In a study of 1000 eccentrics a profile emerged with fifteen characteristics that applied to most eccentrics, ranging from the obvious to the trivial.

The first five characteristics listed are the most important and apply to virtually every eccentric. Nonconformity is, of course, the principal defining trait of the breed.

Characteristics of Eccentrics

  • Nonconforming
  • Creative
  • Strongly motivated by curiosity
  • Idealistic: wants to make the world a better place and the people in it happier
  • Happily obsessed with one or more hobbyhorses (usually five or six)
  • Aware from early childhood that he is different
  • Intelligent
  • Opinionated and outspoken, convinced that he is right and that the rest of the world is out of step
  • Noncompetitive, not in need of reassurance or reinforcement from society
  • Unusual in his eating habits and living arrangements
  • Not particularly interested in the opinions or company of other people, except in order to persuade them to his – the correct – point of view
  • Possessed of a mischievous sense of humor
  • Often Single
  • Usually the eldest or an only child
  • Bad speller

According to Dr.
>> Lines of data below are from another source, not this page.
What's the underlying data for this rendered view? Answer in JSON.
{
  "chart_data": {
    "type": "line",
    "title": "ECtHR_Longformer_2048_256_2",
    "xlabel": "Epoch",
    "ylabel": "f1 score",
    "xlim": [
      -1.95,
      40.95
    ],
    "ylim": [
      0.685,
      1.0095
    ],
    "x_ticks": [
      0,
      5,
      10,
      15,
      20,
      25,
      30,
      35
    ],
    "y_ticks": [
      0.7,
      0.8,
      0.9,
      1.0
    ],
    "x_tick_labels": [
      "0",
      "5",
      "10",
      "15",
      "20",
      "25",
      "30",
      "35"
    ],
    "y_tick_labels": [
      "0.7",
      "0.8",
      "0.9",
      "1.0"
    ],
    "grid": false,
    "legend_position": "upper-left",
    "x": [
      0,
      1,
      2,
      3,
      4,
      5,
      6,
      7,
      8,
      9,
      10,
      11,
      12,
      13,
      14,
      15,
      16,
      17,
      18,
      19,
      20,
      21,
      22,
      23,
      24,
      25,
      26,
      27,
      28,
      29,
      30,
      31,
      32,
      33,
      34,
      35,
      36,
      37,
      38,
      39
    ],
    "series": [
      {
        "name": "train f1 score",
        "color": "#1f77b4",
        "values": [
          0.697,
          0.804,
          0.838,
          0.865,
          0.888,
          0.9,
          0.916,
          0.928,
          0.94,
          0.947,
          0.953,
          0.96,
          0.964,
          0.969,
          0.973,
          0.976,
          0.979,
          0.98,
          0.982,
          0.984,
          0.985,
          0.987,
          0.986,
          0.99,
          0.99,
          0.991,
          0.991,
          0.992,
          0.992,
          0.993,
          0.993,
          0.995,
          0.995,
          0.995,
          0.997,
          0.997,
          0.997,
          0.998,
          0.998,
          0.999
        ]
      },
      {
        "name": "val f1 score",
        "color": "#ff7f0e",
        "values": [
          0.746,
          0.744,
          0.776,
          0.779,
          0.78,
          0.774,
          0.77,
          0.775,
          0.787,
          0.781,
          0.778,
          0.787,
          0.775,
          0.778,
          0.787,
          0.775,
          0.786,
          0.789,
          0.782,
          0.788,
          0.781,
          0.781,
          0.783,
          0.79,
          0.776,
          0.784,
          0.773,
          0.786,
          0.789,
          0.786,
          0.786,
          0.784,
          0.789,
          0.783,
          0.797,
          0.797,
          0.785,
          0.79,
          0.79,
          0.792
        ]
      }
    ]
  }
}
Week's Study, eccentrics are:

  • Less likely to be addicted to consumer culture than the general population.
  • Very unlikely to be substance abusers or alcoholics. Dr. David Weeks “fewer than 30 of the more than 1,000 eccentrics he sampled had been substance abusers or alcoholics.”
  • Nonconformity, extreme curiosity and irreverence for the strictures of culture continually resurface as the most distinguishable eccentric traits, and these are indeed qualities that most of us consider admirable.
  • They’re permanently non-conforming from a very early age, and there’s a great overlap between eccentric children and gifted children. They develop differently, though.
  • The eccentrics become very, very creative but they’re motivated primarily by curiosity. They have extreme degrees of curiosity, and they’re very independent-minded.
  • Their other motivation is fairly idealistic. They want to make the world a better place, and they want to make other people happy.
  • They have these happy obsessive preoccupations, and a wonderful, unusual sense of humor, and this gives them a significant meaning in life. And they are far healthier than most people because of that.
  • They have very low stress. They’re not worried about conforming to the rest of society, low stress, high happiness equates with psychological health.
  • They use their solitude very constructively.